Thursday’s announcement was welcome news to most on Capitol Hill, and lawmakers urged the Trump administration to keep its foot on the gas pedal.
“As our midterm elections approach, we must send a clear message that attacks on our political process will not be tolerated,” said Rep. Ed Royce (R-CA), the chairman of the House Foreign Affairs Committee. “Today’s action, using authorities provided by Congress, are an important step by the administration. But more must be done.”
But Rep. Adam Schiff (D-CA), the top Democrat on the House Intelligence Committee, said Thursday’s announcement was “a grievous disappointment” that “fall[s] far short of what is needed to respond to that attack on our democracy.” He said the administration relied on Mueller’s indictment instead of demonstrating “new work” to “identify those responsible for interference in our electoral process.”

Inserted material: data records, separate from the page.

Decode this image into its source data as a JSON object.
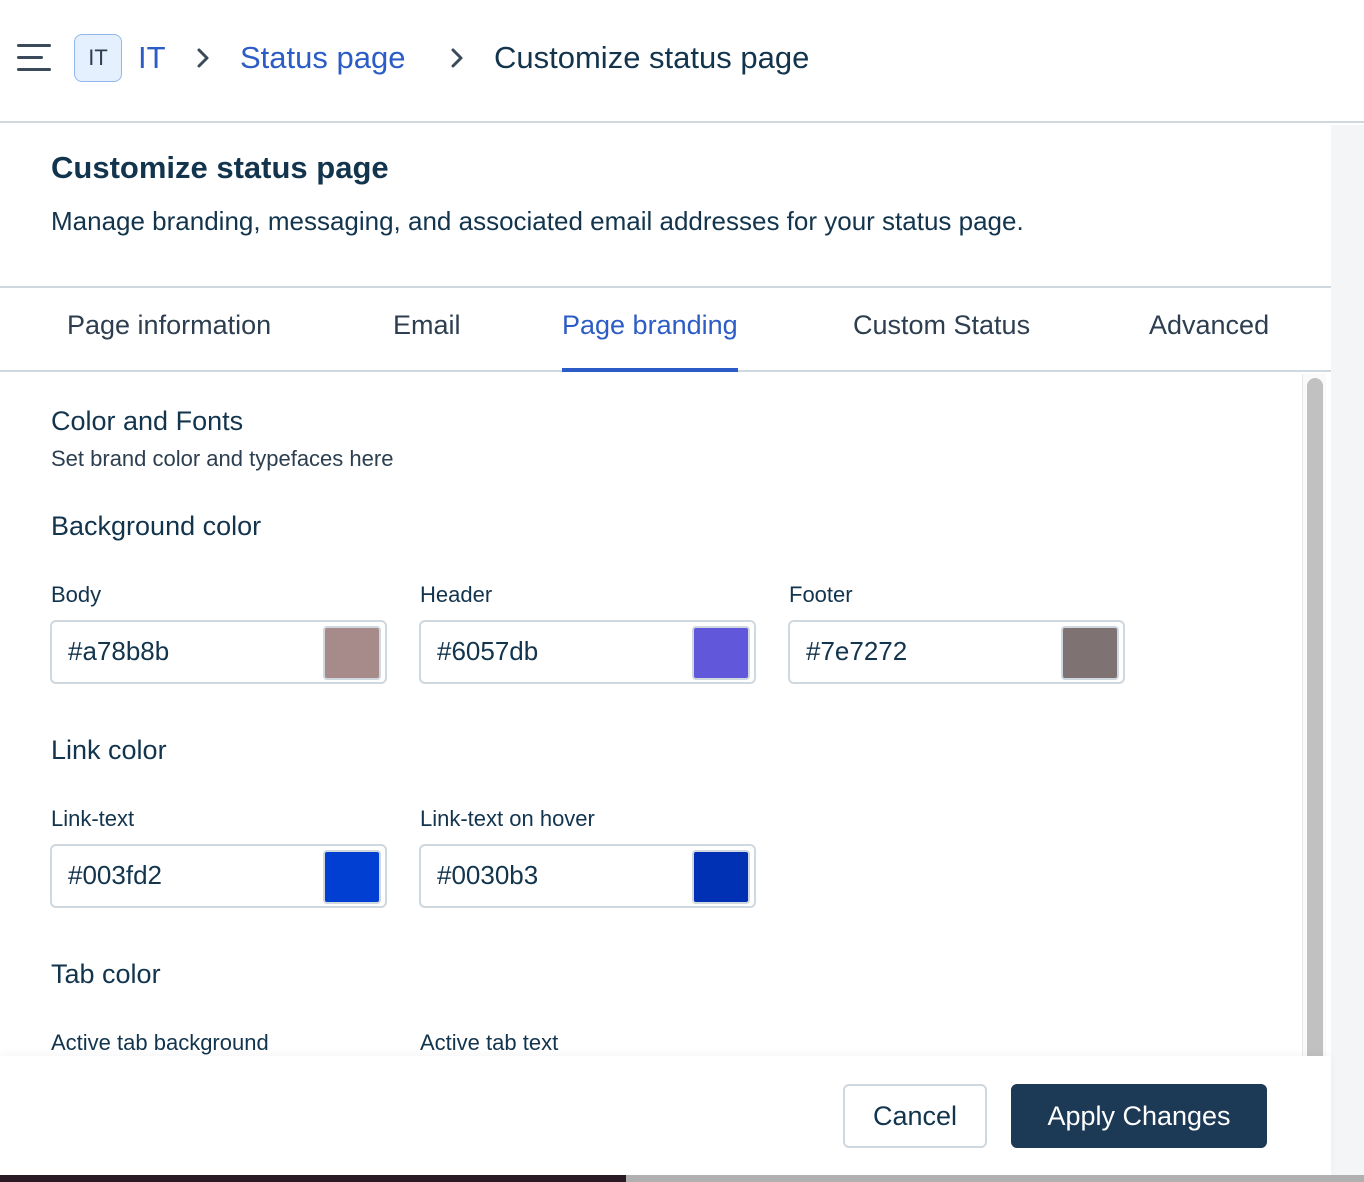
{
  "breadcrumb": {
    "workspace_badge": "IT",
    "workspace": "IT",
    "section": "Status page",
    "current": "Customize status page"
  },
  "page": {
    "title": "Customize status page",
    "description": "Manage branding, messaging, and associated email addresses for your status page."
  },
  "tabs": [
    {
      "label": "Page information",
      "active": false
    },
    {
      "label": "Email",
      "active": false
    },
    {
      "label": "Page branding",
      "active": true
    },
    {
      "label": "Custom Status",
      "active": false
    },
    {
      "label": "Advanced",
      "active": false
    }
  ],
  "branding": {
    "section_title": "Color and Fonts",
    "section_subtitle": "Set brand color and typefaces here",
    "background": {
      "title": "Background color",
      "body": {
        "label": "Body",
        "value": "#a78b8b",
        "swatch": "#a78b8b"
      },
      "header": {
        "label": "Header",
        "value": "#6057db",
        "swatch": "#6057db"
      },
      "footer": {
        "label": "Footer",
        "value": "#7e7272",
        "swatch": "#7e7272"
      }
    },
    "link": {
      "title": "Link color",
      "text": {
        "label": "Link-text",
        "value": "#003fd2",
        "swatch": "#003fd2"
      },
      "hover": {
        "label": "Link-text on hover",
        "value": "#0030b3",
        "swatch": "#0030b3"
      }
    },
    "tab": {
      "title": "Tab color",
      "active_bg": {
        "label": "Active tab background"
      },
      "active_text": {
        "label": "Active tab text"
      }
    }
  },
  "actions": {
    "cancel": "Cancel",
    "apply": "Apply Changes"
  },
  "colors": {
    "accent": "#2c5cc5",
    "primary_button": "#1c3a55",
    "text": "#12344d",
    "border": "#cfd7df"
  },
  "icons": {
    "menu": "hamburger-menu-icon",
    "separator": "chevron-right-icon"
  }
}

Mnuchin has told lawmakers to expect additional sanctions based on a report the department produced about Russian oligarchs and Kremlin-aligned individuals. The production of that report—a version of which is public while another is classified—was mandated under the CAATSA legislation, but the law does not specifically state that the administration must levy sanctions based on the report. The Treasury Department has not laid out a timetable for a possible announcement of additional punishments targeting the individuals named in the oligarchs report.
—Lachlan Markay contributed reporting.